Pettis re-signed with the Bears on April 17, 2023. He was placed on injured reserve on August 26. Pettis was released on September 6, with an injury settlement.

On March 15, 2024, Pettis re-signed with the Bears. He was placed on injured reserve on August 27, and was released a week later.

===New Orleans Saints===
On October 15, 2024, Pettis signed with the New Orleans Saints practice squad. On December 7, he was promoted to the active roster. In eight games for New Orleans, Pettis operated as the team's return man, and compiled 12 receptions for 120 yards and a touchdown.

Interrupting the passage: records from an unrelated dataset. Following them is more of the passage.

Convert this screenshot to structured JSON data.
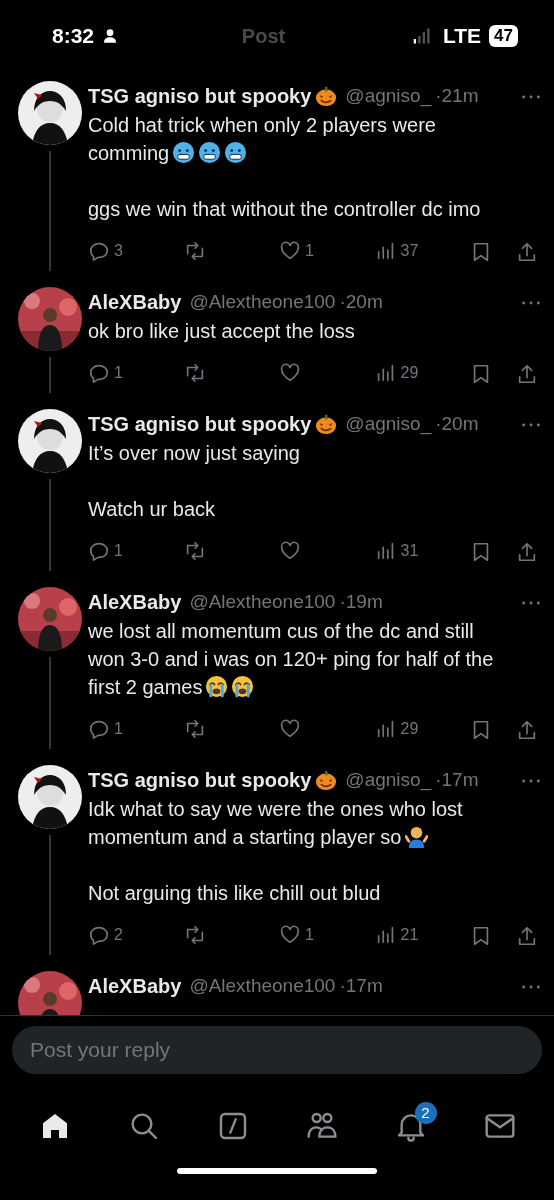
{
  "status_bar": {
    "time": "8:32",
    "network": "LTE",
    "battery": "47"
  },
  "header": {
    "title": "Post"
  },
  "posts": [
    {
      "avatar": {
        "kind": "dark"
      },
      "name": "TSG agniso but spooky",
      "name_emoji": true,
      "handle": "@agniso_",
      "time": "·21m",
      "paragraphs": [
        {
          "lines": [
            {
              "text": "Cold hat trick when only 2 players were"
            },
            {
              "text": "comming",
              "emojis": [
                {
                  "kind": "cold"
                },
                {
                  "kind": "cold"
                },
                {
                  "kind": "cold"
                }
              ]
            }
          ]
        },
        {
          "lines": [
            {
              "text": "ggs we win that without the controller dc imo"
            }
          ]
        }
      ],
      "replies": "3",
      "likes": "1",
      "views": "37"
    },
    {
      "avatar": {
        "kind": "red"
      },
      "name": "AleXBaby",
      "handle": "@Alextheone100",
      "time": "·20m",
      "paragraphs": [
        {
          "lines": [
            {
              "text": "ok bro like just accept the loss"
            }
          ]
        }
      ],
      "replies": "1",
      "views": "29"
    },
    {
      "avatar": {
        "kind": "dark"
      },
      "name": "TSG agniso but spooky",
      "name_emoji": true,
      "handle": "@agniso_",
      "time": "·20m",
      "paragraphs": [
        {
          "lines": [
            {
              "text": "It’s over now just saying"
            }
          ]
        },
        {
          "lines": [
            {
              "text": "Watch ur back"
            }
          ]
        }
      ],
      "replies": "1",
      "views": "31"
    },
    {
      "avatar": {
        "kind": "red"
      },
      "name": "AleXBaby",
      "handle": "@Alextheone100",
      "time": "·19m",
      "paragraphs": [
        {
          "lines": [
            {
              "text": "we lost all momentum cus of the dc and still"
            },
            {
              "text": "won 3-0 and i was on 120+ ping for half of the"
            },
            {
              "text": "first 2 games",
              "emojis": [
                {
                  "kind": "cry"
                },
                {
                  "kind": "cry"
                }
              ]
            }
          ]
        }
      ],
      "replies": "1",
      "views": "29"
    },
    {
      "avatar": {
        "kind": "dark"
      },
      "name": "TSG agniso but spooky",
      "name_emoji": true,
      "handle": "@agniso_",
      "time": "·17m",
      "paragraphs": [
        {
          "lines": [
            {
              "text": "Idk what to say we were the ones who lost"
            },
            {
              "text": "momentum and a starting player so",
              "emojis": [
                {
                  "kind": "shrug"
                }
              ]
            }
          ]
        },
        {
          "lines": [
            {
              "text": "Not arguing this like chill out blud"
            }
          ]
        }
      ],
      "replies": "2",
      "likes": "1",
      "views": "21"
    },
    {
      "avatar": {
        "kind": "red"
      },
      "name": "AleXBaby",
      "handle": "@Alextheone100",
      "time": "·17m"
    }
  ],
  "reply": {
    "placeholder": "Post your reply"
  },
  "tabs": [
    {
      "kind": "home",
      "selected": true
    },
    {
      "kind": "search",
      "selected": false
    },
    {
      "kind": "compose",
      "selected": false
    },
    {
      "kind": "people",
      "selected": false
    },
    {
      "kind": "bell",
      "selected": false,
      "badge": "2"
    },
    {
      "kind": "mail",
      "selected": false
    }
  ]
}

On March 11, 2025, Pettis re-signed with New Orleans on a one-year contract. He was released on August 26 as part of final roster cuts. On October 2, Pettis was re-signed to the practice squad. On December 3, Pettis was signed to the active roster. In the 2025 season, he had nine receptions for 127 yards in eight games.

===Buffalo Bills===
On July 30, 2026, Pettis had a workout with the Buffalo Bills on the second day of training camp, and was signed later that day. He was released on August 29.

==NFL career statistics==

Year: Team; Games; Receiving; Rushing; Returning; Fumbles
GP: GS; Rec; Yds; Avg; Lng; TD; Att; Yds; Avg; Lng; TD; Ret; Yds; Avg; Lng; TD; Fum; Lost
2018: SF; 12; 7; 27; 467; 17.3; 75T; 5; 1; -2; -2.0; -2; 0; 9; 27; 3.0; 14; 0; 2; 0
2019: SF; 11; 4; 11; 109; 9.9; 21T; 2; 0; 0; 0.0; 0; 0; 0; 0; 0.0; 0; 0; 0; 0
2020: SF; 5; 1; 0; 0; 0; 0; 0; 0; 0; 0; 0; 0; 0; 0; 0; 0; 0; 0; 0
NYG: 2; 2; 4; 76; 19.0; 33T; 1; 0; 0; 0; 0; 0; 0; 0; 0; 0; 0; 1; 1
2021: NYG; 3; 0; 10; 87; 8.7; 27; 1; 0; 0; 0; 0; 0; 0; 0; 0; 0; 0; 1; 0
2022: CHI; 17; 7; 19; 245; 12.9; 51; 3; 2; 37; 18.5; 29; 0; 0; 0; 0; 0; 0; 1; 0
2024: NO; 8; 0; 12; 120; 10.0; 20; 1; 0; 0; 0; 0; 0; 0; 0; 0; 0; 0; 0; 0
2025: NO; 8; 0; 9; 127; 14.1; 32; 0; 0; 0; 0; 0; 0; 0; 0; 0; 0; 0; 1; 1
Career: 66; 21; 92; 1,231; 14.1; 75T; 13; 3; 35; 11.7; 29; 0; 9; 27; 3.0; 14; 0; 6; 2

==Personal life==
Pettis' father, Gary, played in Major League Baseball (MLB) and is a coach for the Houston Astros. His brother, Kyler, is an actor and his cousin, Austin, played in the NFL.